Nadat vastgesteld is dat BMI geassocieerd is met hersenatrofie bij ouderen, erkennen wij ook dat er controverse bestaat in de literatuur over hoe deze associatie beïnvloed wordt door sekseverschillen. Een groep oudere (70-84 jaren) Zweedse vrouwen vertoonden aanzienlijke temporale kwab atrofie op computertomografie [Gustafson et al., 2004] terwijl een andere studie BMI geassocieerd cerebraal volumeverlies bij Japanse mannen vond, maar niet bij vrouwen [Taki et al., 2008]. Om te bepalen of correlaties tussen BMI en hersenstructuur worden beïnvloed door het geslacht in onze studie, modelleerden we een BMI op basis van geslachtinteractie in onze meervoudige regressie analyseerde en detecteerde geen verschil in geslacht in BMI-gerelateerde hersenatrofie. Onze studie suggereert daarom dat de schadelijke effecten van hogere adipositeit van het weefsel op de hersenstructuur genderonafhankelijk kunnen zijn; deze bevinding verdient echter nader onderzoek in toekomstige onderzoeken.
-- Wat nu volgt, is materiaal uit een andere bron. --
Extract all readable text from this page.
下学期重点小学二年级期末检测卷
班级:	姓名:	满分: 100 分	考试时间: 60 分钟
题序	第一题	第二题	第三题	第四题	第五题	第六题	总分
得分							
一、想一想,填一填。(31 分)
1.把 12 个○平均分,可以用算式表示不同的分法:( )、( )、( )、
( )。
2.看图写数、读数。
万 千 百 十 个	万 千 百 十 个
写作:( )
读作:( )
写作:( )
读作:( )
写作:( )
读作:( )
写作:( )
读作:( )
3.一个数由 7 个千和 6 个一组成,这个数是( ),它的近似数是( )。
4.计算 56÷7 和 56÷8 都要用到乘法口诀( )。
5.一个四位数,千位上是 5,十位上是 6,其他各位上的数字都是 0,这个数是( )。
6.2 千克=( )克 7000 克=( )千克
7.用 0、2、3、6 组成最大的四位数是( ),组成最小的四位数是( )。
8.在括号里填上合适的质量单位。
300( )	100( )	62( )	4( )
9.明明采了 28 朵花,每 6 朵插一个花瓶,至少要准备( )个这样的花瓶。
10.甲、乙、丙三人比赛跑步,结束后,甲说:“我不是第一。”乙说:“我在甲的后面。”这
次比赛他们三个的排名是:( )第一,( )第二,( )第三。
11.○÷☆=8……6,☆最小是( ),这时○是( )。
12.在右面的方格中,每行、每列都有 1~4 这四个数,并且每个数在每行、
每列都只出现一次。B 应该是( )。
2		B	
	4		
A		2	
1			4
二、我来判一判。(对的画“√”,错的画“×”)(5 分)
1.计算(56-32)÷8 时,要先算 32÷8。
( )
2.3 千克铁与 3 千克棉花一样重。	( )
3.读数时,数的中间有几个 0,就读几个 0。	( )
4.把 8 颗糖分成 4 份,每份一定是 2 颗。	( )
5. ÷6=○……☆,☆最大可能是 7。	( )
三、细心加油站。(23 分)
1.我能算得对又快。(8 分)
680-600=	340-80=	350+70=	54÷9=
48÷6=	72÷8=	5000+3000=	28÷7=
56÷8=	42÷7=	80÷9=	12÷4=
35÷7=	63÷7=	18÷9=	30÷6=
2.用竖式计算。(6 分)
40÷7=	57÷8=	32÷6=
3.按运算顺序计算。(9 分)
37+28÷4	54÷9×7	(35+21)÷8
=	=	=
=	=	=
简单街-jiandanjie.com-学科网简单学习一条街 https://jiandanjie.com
Hoewel de niet-gecorrigeerde correlaties van FPI, DM2 en hersenatrofie niet statistisch significant waren in de aangepaste modellen, kunnen ze een discussie verdienen vanwege een groeiende literatuur over de effecten van hyperinsulinemie en DM2 op de hersenen. In de vroege stadia van DM2 is insulineresistentie geassocieerd met een compensatoire hyperinsulinemie [Yaffe et al., 2004], en hoge insulinespiegels zijn geassocieerd met cognitieve stoornissen, zelfs bij personen die geen DM2 [van Oijen et al., 2008], wat suggereert dat hyperinsulinemie de hersenstructuur kan veranderen. Er zijn meerdere mechanismen betrokken bij de invloed van hyperinsulinemie op de hersenfunctie en -structuur, waaronder vasoactieve effecten op hersenslagaders, neurotoxiciteit als gevolg van verminderde klaring van amyloïde uit de hersenen en stimulatie van de vorming van neurofibrillaire knopen door middel van het geavanceerde glycatieproductmetabolisme [Bian et al., 2004; Watson et al., 2003]. Het insuline-effect wordt hier waargenomen in meerdere gebieden die relevant zijn voor de cognitieve functie zoals de orbitale frontale cortex en de hippocampus. Dit is consistent met het idee dat hyperinsulinemie de hersenstructuren die betrokken zijn bij cognitie beïnvloedt; het kan ook leiden tot subtiele cognitieve achteruitgang voordat duidelijke klinische symptomen van dementie detecteerbaar zijn [Kalmijn et al., 1995].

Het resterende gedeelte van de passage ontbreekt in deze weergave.